Cette nuit-là, quand mon père me fit venir dans sa bibliothèque — ce qui ne s’était pas produit depuis plusieurs soirs — je contemplai son image et la mienne que nous renvoyait le miroir qui dissimulait l’entrée du laboratoire. Il paraissait plus jeune qu’il ne l’était, et moi plus vieux. Nous aurions presque pu être le même homme, et quand il me fit face et que, regardant par-dessus son épaule, je ne vis pas mon propre corps mais seulement ses bras et les miens, nous aurions pu être l’esclave que j’avais tué.

Je ne saurais dire qui émit le premier l’idée de tuer mon père. Je me souviens seulement qu’un soir, tandis que je me préparais à me mettre au lit après avoir raccompagné chez elles Marydol et Phaedria, il me vint à l’esprit qu’un peu plus tôt, alors que nous étions tous les trois assis, en compagnie de ma tante et de Mr Million, autour du lit de David, nous avions parlé de ça.

Pas ouvertement, bien sûr. Peut-être que nous ne nous étions pas avoués, même en notre for intérieur, que c’était à cela que nous pensions. Ma tante avait fait allusion au magot qu’il avait dû cacher quelque part. Phaedria avait parlé d’un yacht luxueux, et David de safaris grand style ; et du pouvoir politique que l’argent pouvait acheter.

Je ne disais rien, mais je pensais aux heures, aux semaines et aux mois qu’il m’avait volés ; à la destruction de mon moi, qu’il avait rongé nuit après nuit. Un soir, peut-être, j’entrerais dans cette bibliothèque pour m’apercevoir en me réveillant que j’étais devenu un vieillard, un mendiant impotent.

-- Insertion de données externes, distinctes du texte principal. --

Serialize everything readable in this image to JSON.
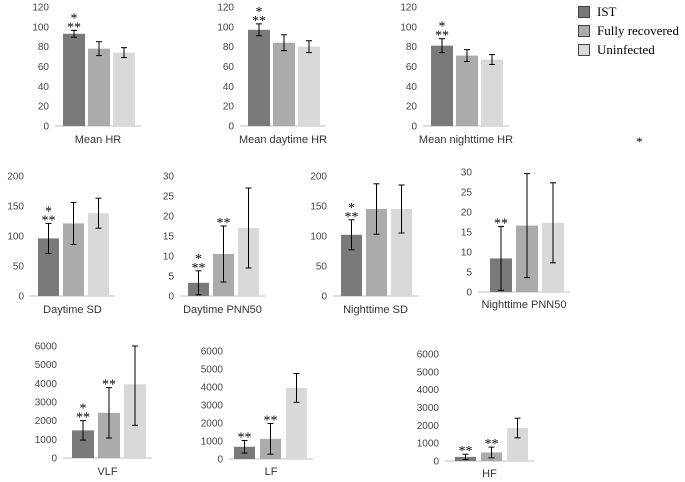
{
  "colors": {
    "IST": "#7a7a7a",
    "Fully recovered": "#ababab",
    "Uninfected": "#d9d9d9"
  },
  "legend": [
    {
      "label": "IST",
      "color": "#7a7a7a"
    },
    {
      "label": "Fully recovered",
      "color": "#ababab"
    },
    {
      "label": "Uninfected",
      "color": "#d9d9d9"
    }
  ],
  "stray_mark": "*",
  "chart_data": [
    {
      "type": "bar",
      "title": "Mean HR",
      "ylim": [
        0,
        120
      ],
      "yticks": [
        0,
        20,
        40,
        60,
        80,
        100,
        120
      ],
      "categories": [
        "IST",
        "Fully recovered",
        "Uninfected"
      ],
      "values": [
        93,
        78,
        74
      ],
      "errors": [
        3.5,
        7,
        5
      ],
      "annotations": [
        [
          "*",
          "**"
        ],
        [],
        []
      ]
    },
    {
      "type": "bar",
      "title": "Mean daytime HR",
      "ylim": [
        0,
        120
      ],
      "yticks": [
        0,
        20,
        40,
        60,
        80,
        100,
        120
      ],
      "categories": [
        "IST",
        "Fully recovered",
        "Uninfected"
      ],
      "values": [
        97,
        84,
        80
      ],
      "errors": [
        6,
        8,
        6
      ],
      "annotations": [
        [
          "*",
          "**"
        ],
        [],
        []
      ]
    },
    {
      "type": "bar",
      "title": "Mean nighttime HR",
      "ylim": [
        0,
        120
      ],
      "yticks": [
        0,
        20,
        40,
        60,
        80,
        100,
        120
      ],
      "categories": [
        "IST",
        "Fully recovered",
        "Uninfected"
      ],
      "values": [
        81,
        71,
        67
      ],
      "errors": [
        7,
        6,
        5
      ],
      "annotations": [
        [
          "*",
          "**"
        ],
        [],
        []
      ]
    },
    {
      "type": "bar",
      "title": "Daytime SD",
      "ylim": [
        0,
        200
      ],
      "yticks": [
        0,
        50,
        100,
        150,
        200
      ],
      "categories": [
        "IST",
        "Fully recovered",
        "Uninfected"
      ],
      "values": [
        96,
        121,
        138
      ],
      "errors": [
        25,
        35,
        25
      ],
      "annotations": [
        [
          "*",
          "**"
        ],
        [],
        []
      ]
    },
    {
      "type": "bar",
      "title": "Daytime PNN50",
      "ylim": [
        0,
        30
      ],
      "yticks": [
        0,
        5,
        10,
        15,
        20,
        25,
        30
      ],
      "categories": [
        "IST",
        "Fully recovered",
        "Uninfected"
      ],
      "values": [
        3.3,
        10.5,
        17
      ],
      "errors": [
        3,
        7,
        10
      ],
      "annotations": [
        [
          "*",
          "**"
        ],
        [
          "**"
        ],
        []
      ]
    },
    {
      "type": "bar",
      "title": "Nighttime SD",
      "ylim": [
        0,
        200
      ],
      "yticks": [
        0,
        50,
        100,
        150,
        200
      ],
      "categories": [
        "IST",
        "Fully recovered",
        "Uninfected"
      ],
      "values": [
        102,
        145,
        145
      ],
      "errors": [
        25,
        42,
        40
      ],
      "annotations": [
        [
          "*",
          "**"
        ],
        [],
        []
      ]
    },
    {
      "type": "bar",
      "title": "Nighttime PNN50",
      "ylim": [
        0,
        30
      ],
      "yticks": [
        0,
        5,
        10,
        15,
        20,
        25,
        30
      ],
      "categories": [
        "IST",
        "Fully recovered",
        "Uninfected"
      ],
      "values": [
        8.4,
        16.6,
        17.3
      ],
      "errors": [
        8,
        13,
        10
      ],
      "annotations": [
        [
          "**"
        ],
        [],
        []
      ]
    },
    {
      "type": "bar",
      "title": "VLF",
      "ylim": [
        0,
        6000
      ],
      "yticks": [
        0,
        1000,
        2000,
        3000,
        4000,
        5000,
        6000
      ],
      "categories": [
        "IST",
        "Fully recovered",
        "Uninfected"
      ],
      "values": [
        1480,
        2420,
        3950
      ],
      "errors": [
        520,
        1350,
        2200
      ],
      "annotations": [
        [
          "*",
          "**"
        ],
        [
          "**"
        ],
        []
      ]
    },
    {
      "type": "bar",
      "title": "LF",
      "ylim": [
        0,
        6000
      ],
      "yticks": [
        0,
        1000,
        2000,
        3000,
        4000,
        5000,
        6000
      ],
      "categories": [
        "IST",
        "Fully recovered",
        "Uninfected"
      ],
      "values": [
        680,
        1120,
        3950
      ],
      "errors": [
        350,
        850,
        800
      ],
      "annotations": [
        [
          "**"
        ],
        [
          "**"
        ],
        []
      ]
    },
    {
      "type": "bar",
      "title": "HF",
      "ylim": [
        0,
        6000
      ],
      "yticks": [
        0,
        1000,
        2000,
        3000,
        4000,
        5000,
        6000
      ],
      "categories": [
        "IST",
        "Fully recovered",
        "Uninfected"
      ],
      "values": [
        230,
        480,
        1850
      ],
      "errors": [
        150,
        300,
        550
      ],
      "annotations": [
        [
          "**"
        ],
        [
          "**"
        ],
        []
      ]
    }
  ]
}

Je compris alors que je devais le tuer sans plus attendre, car si je lui révélais de telles pensées pendant que j’étais allongé drogué sur la vieille table au cuir pelé, c’était lui qui me tuerait sans hésitation.

Tout en attendant l’arrivée de son valet, je préparai un plan. Il n’y aurait pas d’enquête ni de certificat de décès pour mon père. Je prendrais sa place. Pour notre clientèle, il n’y aurait rien de changé en apparence. Phaedria dirait à ses amis que je m’étais querellé avec lui et que j’avais quitté la maison. Pendant un certain temps, je ne verrais personne, et par la suite, grimé, dans une pièce sombre, je recevrais de temps en temps un visiteur. C’était un plan impossible, mais à l’époque, je le croyais praticable sans difficulté. Mon scalpel était prêt dans ma poche. Le cadavre pouvait être détruit sans laisser de traces au laboratoire même.